Powers recalls. “It was a frantic process. The School of the Arts has always been fragmented, with a schism between fine arts, performing arts, and art history. Everybody’s turf-oriented. This wasn’t like going in and saying, ‘We’re going to build a science building,’ and everyone agreeing straight away.”

It’s amazing, then, that construction was finally completed two weeks ago, 16 years after it was first considered and a few months behind schedule. There’s still work to be done — the Simons Center has to be renovated — but the Halsey and its director Sloan are now happily ensconced in his new space. Sloan will soon be joined by his School of the Arts peers — music and choir have rehearsal space on the second floor, theater and dance on the third, painting on the fourth, and photography on the fifth. But the Halsey is the most prominent with its ground floor placement.

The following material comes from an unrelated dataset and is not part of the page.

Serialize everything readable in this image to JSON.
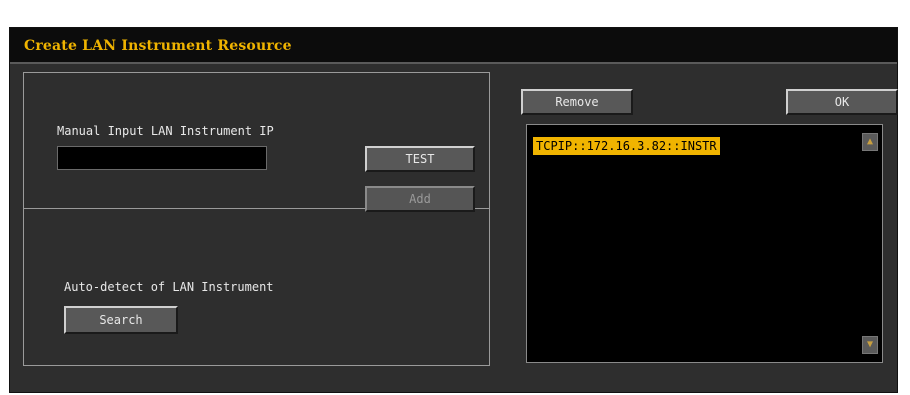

The museum is a sight for Sloan’s sore eyes, full of bright white walls and 13-foot high ceilings, flexible lighting that can be controlled with three separate key pads like miniature lighting boards, larger gallery spaces, a room for matting and framing, and administration, media, and storage rooms, .

Sloan is ecstatic. “We have our own dry pipe sprinkler system and HVAC to maintain a constant museum environment. Yay! We have a loading dock. Yay!” he says, adding jokingly, “We can move an 8-foot cube into this gallery, so I can do my Monster Truck show.”

A bigger space warrants bigger exhibitions, and the relocated Halsey will reopen in October with a solo show by collage artist Aldwyth. Based in South Carolina, the 73-year-old artist creates assemblage on an epic scale. “It’s the perfect opening show,” Sloan says. “We always aim to shine a light in the shadows, promote work on the margins by emerging and mid-career artists.”

Although she’s well into her golden years, Aldwyth has remained out of the spotlight, but she certainly deserves to have her work exhibited. Her show is part of Sloan’s plan to “raise our profile locally and bring people in with the new building. A lot of people don’t know where we are — if they did know, they’d come.”

Powers thinks that the building’s layout won’t help with that. “The gallery seems isolated from the rest of building. There’s no signage to let you know a gallery is there. Even if you look through the doors on Calhoun Street, there’s nothing painted on the wall suggesting there’s a gallery space.”

Powers hopes that the college will use innovative, creative techniques such as video screens or projected images to create awareness about the gallery. “It’s incumbent on them to try and push the good art inside.”

Still settling in, Sloan is finally able to accept that he has a new space. “It’s a gallery director’s dream come true,” he grins. “I’m really happy, if nervous. I’m asking myself, ‘How is it all going to come together?’ But I know it will.”